En 1990, il lance un manifeste intitulé : « Les chefs-d’œuvre du monde entier naissent libres et égaux », afin qu’une huitième section au musée du Louvre, consacrée aux arts d’Afrique, d’Asie, d’Océanie et des Amériques, soit créée. Il obtient près de 150 signatures en faveur du projet.

En 1996, il est nommé par le Président de la République, Jacques Chirac, à la Commission de Préfiguration de l’établissement public pour le futur musée du quai Branly.

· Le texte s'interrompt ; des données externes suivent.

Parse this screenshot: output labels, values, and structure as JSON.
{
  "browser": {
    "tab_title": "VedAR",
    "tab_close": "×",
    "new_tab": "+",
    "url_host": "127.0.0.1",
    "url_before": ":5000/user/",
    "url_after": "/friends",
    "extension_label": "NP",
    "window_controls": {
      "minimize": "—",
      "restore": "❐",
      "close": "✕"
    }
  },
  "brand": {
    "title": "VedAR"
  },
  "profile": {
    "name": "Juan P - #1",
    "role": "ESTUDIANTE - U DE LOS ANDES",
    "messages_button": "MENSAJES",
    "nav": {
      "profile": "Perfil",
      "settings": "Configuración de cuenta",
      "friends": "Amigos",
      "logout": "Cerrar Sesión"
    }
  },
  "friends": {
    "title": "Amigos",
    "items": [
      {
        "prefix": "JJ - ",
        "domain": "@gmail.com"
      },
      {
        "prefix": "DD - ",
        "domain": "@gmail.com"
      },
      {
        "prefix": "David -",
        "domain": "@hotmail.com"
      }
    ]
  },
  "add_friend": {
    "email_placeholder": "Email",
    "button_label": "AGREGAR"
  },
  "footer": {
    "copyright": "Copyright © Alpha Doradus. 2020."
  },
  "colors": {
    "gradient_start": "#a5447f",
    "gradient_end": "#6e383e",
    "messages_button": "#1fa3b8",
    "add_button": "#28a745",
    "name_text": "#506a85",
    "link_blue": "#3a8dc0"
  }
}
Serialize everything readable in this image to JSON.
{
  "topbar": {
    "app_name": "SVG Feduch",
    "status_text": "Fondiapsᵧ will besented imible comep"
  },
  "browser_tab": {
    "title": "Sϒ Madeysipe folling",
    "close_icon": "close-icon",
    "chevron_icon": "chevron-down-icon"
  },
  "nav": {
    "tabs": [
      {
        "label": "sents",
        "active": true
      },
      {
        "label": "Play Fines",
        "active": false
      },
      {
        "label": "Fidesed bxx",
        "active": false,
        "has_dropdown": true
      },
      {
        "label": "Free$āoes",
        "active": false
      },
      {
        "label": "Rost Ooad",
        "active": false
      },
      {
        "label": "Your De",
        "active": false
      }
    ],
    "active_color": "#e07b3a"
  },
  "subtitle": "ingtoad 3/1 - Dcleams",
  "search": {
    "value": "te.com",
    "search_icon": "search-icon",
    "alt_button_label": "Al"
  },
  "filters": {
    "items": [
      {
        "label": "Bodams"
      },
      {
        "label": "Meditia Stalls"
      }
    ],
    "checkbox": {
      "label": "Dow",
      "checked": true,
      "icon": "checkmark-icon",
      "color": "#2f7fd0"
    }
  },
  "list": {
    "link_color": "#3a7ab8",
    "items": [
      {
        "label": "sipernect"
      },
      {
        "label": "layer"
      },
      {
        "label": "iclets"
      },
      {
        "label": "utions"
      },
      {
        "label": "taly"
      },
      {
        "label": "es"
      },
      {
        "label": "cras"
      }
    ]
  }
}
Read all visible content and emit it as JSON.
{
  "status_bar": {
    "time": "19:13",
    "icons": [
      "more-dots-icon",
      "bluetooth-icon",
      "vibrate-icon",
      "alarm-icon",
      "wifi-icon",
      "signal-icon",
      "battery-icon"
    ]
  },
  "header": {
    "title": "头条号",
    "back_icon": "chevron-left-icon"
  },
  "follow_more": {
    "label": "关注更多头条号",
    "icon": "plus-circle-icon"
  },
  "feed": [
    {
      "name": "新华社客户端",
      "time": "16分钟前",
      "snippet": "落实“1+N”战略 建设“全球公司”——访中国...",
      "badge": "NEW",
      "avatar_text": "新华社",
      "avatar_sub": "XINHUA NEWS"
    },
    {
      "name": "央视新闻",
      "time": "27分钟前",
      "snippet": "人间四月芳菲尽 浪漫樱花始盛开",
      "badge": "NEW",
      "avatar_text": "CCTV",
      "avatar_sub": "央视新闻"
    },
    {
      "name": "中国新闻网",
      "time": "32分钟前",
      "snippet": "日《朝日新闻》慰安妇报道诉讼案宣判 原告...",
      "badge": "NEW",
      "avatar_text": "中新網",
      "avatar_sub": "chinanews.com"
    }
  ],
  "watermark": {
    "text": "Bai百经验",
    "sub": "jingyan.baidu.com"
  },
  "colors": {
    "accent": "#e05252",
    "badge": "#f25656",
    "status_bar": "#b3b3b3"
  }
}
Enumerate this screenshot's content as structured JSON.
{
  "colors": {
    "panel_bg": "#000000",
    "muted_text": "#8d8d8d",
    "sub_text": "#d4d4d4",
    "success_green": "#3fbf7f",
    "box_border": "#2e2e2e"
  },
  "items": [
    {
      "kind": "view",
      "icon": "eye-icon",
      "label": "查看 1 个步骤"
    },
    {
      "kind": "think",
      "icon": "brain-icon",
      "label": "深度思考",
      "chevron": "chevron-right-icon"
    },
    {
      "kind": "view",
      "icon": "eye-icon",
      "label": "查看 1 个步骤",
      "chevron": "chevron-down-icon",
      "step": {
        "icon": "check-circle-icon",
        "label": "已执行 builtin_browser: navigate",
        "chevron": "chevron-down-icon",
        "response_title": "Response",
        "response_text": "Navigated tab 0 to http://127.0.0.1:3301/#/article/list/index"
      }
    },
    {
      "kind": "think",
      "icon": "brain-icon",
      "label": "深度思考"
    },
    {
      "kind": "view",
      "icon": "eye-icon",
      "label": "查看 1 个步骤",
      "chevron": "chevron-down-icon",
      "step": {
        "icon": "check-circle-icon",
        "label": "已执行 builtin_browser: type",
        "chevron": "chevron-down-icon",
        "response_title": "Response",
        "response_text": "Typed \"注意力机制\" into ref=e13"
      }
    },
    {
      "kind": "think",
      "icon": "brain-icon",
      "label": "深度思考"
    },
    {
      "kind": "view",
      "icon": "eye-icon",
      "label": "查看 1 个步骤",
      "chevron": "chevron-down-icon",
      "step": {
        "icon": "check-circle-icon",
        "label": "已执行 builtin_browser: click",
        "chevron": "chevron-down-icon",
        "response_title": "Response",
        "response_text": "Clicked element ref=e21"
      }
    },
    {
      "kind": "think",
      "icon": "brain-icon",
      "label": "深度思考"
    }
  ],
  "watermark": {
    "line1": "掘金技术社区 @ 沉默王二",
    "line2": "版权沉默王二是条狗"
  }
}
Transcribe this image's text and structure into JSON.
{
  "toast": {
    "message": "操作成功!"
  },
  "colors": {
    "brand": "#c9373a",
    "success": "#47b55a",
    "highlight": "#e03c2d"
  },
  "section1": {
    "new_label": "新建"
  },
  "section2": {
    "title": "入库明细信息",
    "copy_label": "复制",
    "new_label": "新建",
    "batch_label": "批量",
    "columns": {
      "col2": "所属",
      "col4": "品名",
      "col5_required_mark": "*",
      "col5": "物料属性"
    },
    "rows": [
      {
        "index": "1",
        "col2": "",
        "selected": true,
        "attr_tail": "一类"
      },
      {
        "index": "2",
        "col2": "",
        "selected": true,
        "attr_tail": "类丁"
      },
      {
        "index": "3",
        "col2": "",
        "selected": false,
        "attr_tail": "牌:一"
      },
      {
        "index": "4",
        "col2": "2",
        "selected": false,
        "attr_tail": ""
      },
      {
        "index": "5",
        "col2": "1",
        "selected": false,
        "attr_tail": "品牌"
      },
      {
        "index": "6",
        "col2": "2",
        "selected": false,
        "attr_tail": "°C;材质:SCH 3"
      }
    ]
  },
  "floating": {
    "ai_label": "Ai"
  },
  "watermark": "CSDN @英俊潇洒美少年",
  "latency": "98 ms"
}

Dès 1997, il assure la sélection puis la muséographie de 120 chefs-d’œuvre d'Afrique, d'Asie, d'Océanie et des Amériques, qui seront exposés au Pavillon des Sessions, du musée du Louvre à partir d’avril 2000. Les arts premiers ont enfin un lieu emblématique qui leur est dédié, en attendant l’ouverture du musée du quai Branly en juin 2006. 

Quelques livres

  • Les chefs d'œuvre du monde entier naissent libres et égaux, éd. Adam Biro, 1990 
  • L'Art africain, éditions Citadelles - Mazenod, 1988 (nouvelle édition revue et augmentée en 2008) 
  • Nature démiurge - insectes, Actes Sud, 2000, (Fondation Cartier pour l'art contemporain), texte d'Ettore Sottsass et photographies de Patrick Gries. Livre édité après l'exposition Être nature; exposition qui est présentée à la Fondation Cartier pour l'art contemporain à Paris en 1998.

       

      Sur le rôle de Jacques Kerchache dans la création du musée du quai Branly :

  • Jacques Kerchache, Portraits croisés, collectif, Gallimard - musée du Quai Branly, 2003
  • Bernard Dupaigne, Le scandale des arts premiers. La véritable histoire du musée du quai Branly, Paris, Mille et une nuits, juin 2006.